Gardening has often been identified as North America’s most popular recreational activity. It isn’t surprising that community gardeners come from all age groups and income levels. They live in the suburbs and the city core. They might be seniors, seeking exercise through a life-long hobby, a middle-aged professional unable to grow much food in their yard, or a young apartment dweller looking for a place to get their hands in the dirt. In short, Winnipeggers care about growing food!
Community gardens are just one way to produce food to the city – but they are a way that our municipal government can do much to support – but we don’t have a supportive city framework to allow gardens to reach their potential. There are often long wait lists for garden spaces, insecure land tenure, and gardens that lack basic necessities.
So what are cities doing about food?
- The City of Brandon has a part-time garden facilitator and provides water to its community gardens, and added 70 new garden plots in the last year alone.
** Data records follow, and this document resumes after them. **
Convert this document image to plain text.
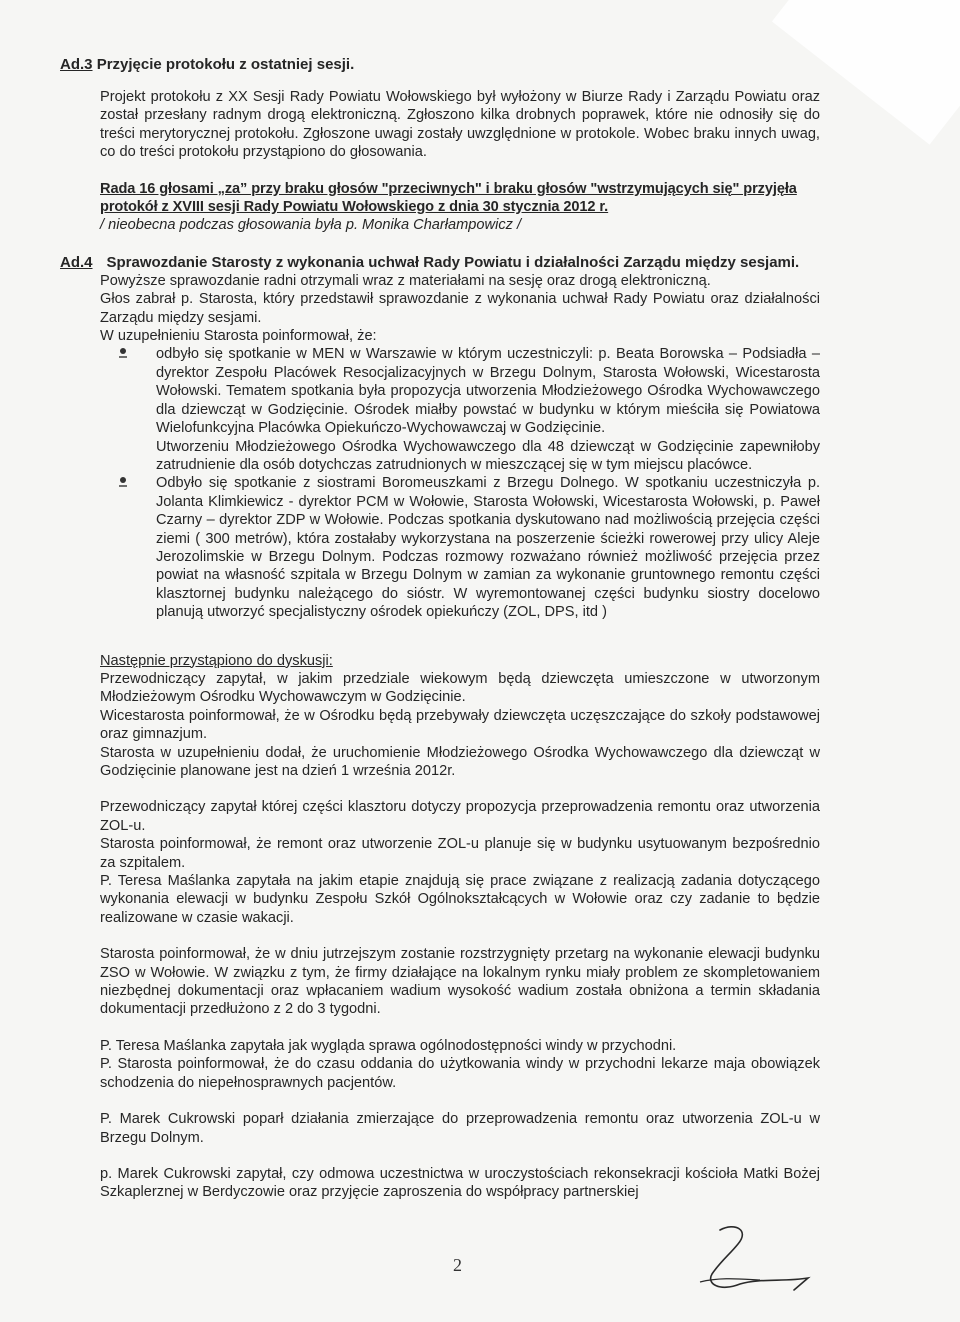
Ad.3 Przyjęcie protokołu z ostatniej sesji.

Projekt protokołu z XX Sesji Rady Powiatu Wołowskiego był wyłożony w Biurze Rady i Zarządu Powiatu oraz został przesłany radnym drogą elektroniczną. Zgłoszono kilka drobnych poprawek, które nie odnosiły się do treści merytorycznej protokołu. Zgłoszone uwagi zostały uwzględnione w protokole. Wobec braku innych uwag, co do treści protokołu przystąpiono do głosowania.

Rada 16 głosami „za” przy braku głosów "przeciwnych" i braku głosów "wstrzymujących się" przyjęła protokół z XVIII sesji Rady Powiatu Wołowskiego z dnia 30 stycznia 2012 r.

/ nieobecna podczas głosowania była p. Monika Charłampowicz /

Ad.4 Sprawozdanie Starosty z wykonania uchwał Rady Powiatu i działalności Zarządu między sesjami.

Powyższe sprawozdanie radni otrzymali wraz z materiałami na sesję oraz drogą elektroniczną.

Głos zabrał p. Starosta, który przedstawił sprawozdanie z wykonania uchwał Rady Powiatu oraz działalności Zarządu między sesjami.

W uzupełnieniu Starosta poinformował, że:

odbyło się spotkanie w MEN w Warszawie w którym uczestniczyli: p. Beata Borowska – Podsiadła – dyrektor Zespołu Placówek Resocjalizacyjnych w Brzegu Dolnym, Starosta Wołowski, Wicestarosta Wołowski. Tematem spotkania była propozycja utworzenia Młodzieżowego Ośrodka Wychowawczego dla dziewcząt w Godzięcinie. Ośrodek miałby powstać w budynku w którym mieściła się Powiatowa Wielofunkcyjna Placówka Opiekuńczo-Wychowawczaj w Godzięcinie.

Utworzeniu Młodzieżowego Ośrodka Wychowawczego dla 48 dziewcząt w Godzięcinie zapewniłoby zatrudnienie dla osób dotychczas zatrudnionych w mieszczącej się w tym miejscu placówce.

Odbyło się spotkanie z siostrami Boromeuszkami z Brzegu Dolnego. W spotkaniu uczestniczyła p. Jolanta Klimkiewicz - dyrektor PCM w Wołowie, Starosta Wołowski, Wicestarosta Wołowski, p. Paweł Czarny – dyrektor ZDP w Wołowie. Podczas spotkania dyskutowano nad możliwością przejęcia części ziemi ( 300 metrów), która zostałaby wykorzystana na poszerzenie ścieżki rowerowej przy ulicy Aleje Jerozolimskie w Brzegu Dolnym. Podczas rozmowy rozważano również możliwość przejęcia przez powiat na własność szpitala w Brzegu Dolnym w zamian za wykonanie gruntownego remontu części klasztornej budynku należącego do sióstr. W wyremontowanej części budynku siostry docelowo planują utworzyć specjalistyczny ośrodek opiekuńczy (ZOL, DPS, itd )

Następnie przystąpiono do dyskusji:

Przewodniczący zapytał, w jakim przedziale wiekowym będą dziewczęta umieszczone w utworzonym Młodzieżowym Ośrodku Wychowawczym w Godzięcinie.

Wicestarosta poinformował, że w Ośrodku będą przebywały dziewczęta uczęszczające do szkoły podstawowej oraz gimnazjum.

Starosta w uzupełnieniu dodał, że uruchomienie Młodzieżowego Ośrodka Wychowawczego dla dziewcząt w Godzięcinie planowane jest na dzień 1 września 2012r.

Przewodniczący zapytał której części klasztoru dotyczy propozycja przeprowadzenia remontu oraz utworzenia ZOL-u.

Starosta poinformował, że remont oraz utworzenie ZOL-u planuje się w budynku usytuowanym bezpośrednio za szpitalem.

P. Teresa Maślanka zapytała na jakim etapie znajdują się prace związane z realizacją zadania dotyczącego wykonania elewacji w budynku Zespołu Szkół Ogólnokształcących w Wołowie oraz czy zadanie to będzie realizowane w czasie wakacji.

Starosta poinformował, że w dniu jutrzejszym zostanie rozstrzygnięty przetarg na wykonanie elewacji budynku ZSO w Wołowie. W związku z tym, że firmy działające na lokalnym rynku miały problem ze skompletowaniem niezbędnej dokumentacji oraz wpłacaniem wadium wysokość wadium została obniżona a termin składania dokumentacji przedłużono z 2 do 3 tygodni.

P. Teresa Maślanka zapytała jak wygląda sprawa ogólnodostępności windy w przychodni.

P. Starosta poinformował, że do czasu oddania do użytkowania windy w przychodni lekarze maja obowiązek schodzenia do niepełnosprawnych pacjentów.

P. Marek Cukrowski poparł działania zmierzające do przeprowadzenia remontu oraz utworzenia ZOL-u w Brzegu Dolnym.

p. Marek Cukrowski zapytał, czy odmowa uczestnictwa w uroczystościach rekonsekracji kościoła Matki Bożej Szkaplerznej w Berdyczowie oraz przyjęcie zaproszenia do współpracy partnerskiej

2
- In 2006, Vancouver established a goal of creating 2,010 new community garden plots. Now Vancouver is planning to hit 5,000 garden plots by 2020.
- Montreal has over 8,000 garden plots, provides staff support, maintenance, water, and coordination. Many of the gardens are protected through zoning regulations.
There are some simple steps that our city could take to ensure that those who want to garden are able to:
- Have a community garden facilitator on staff to help gardeners navigate relationships with the city, provide practical advice on how to run a garden, and promote community gardens.
- Ensure long-term stability for garden plots by providing long-term leases for gardens on city-owned land.
- Develop additional garden plots on city-owned land in neighbourhoods seeking additional garden plots.
- Provide basic infrastructure required for community gardening, such as access to water and compost.
This fall, as you talk to your council and mayoral candidates, ask what they will do to get our city growing – growing food that is. Let’s put politics on the plate.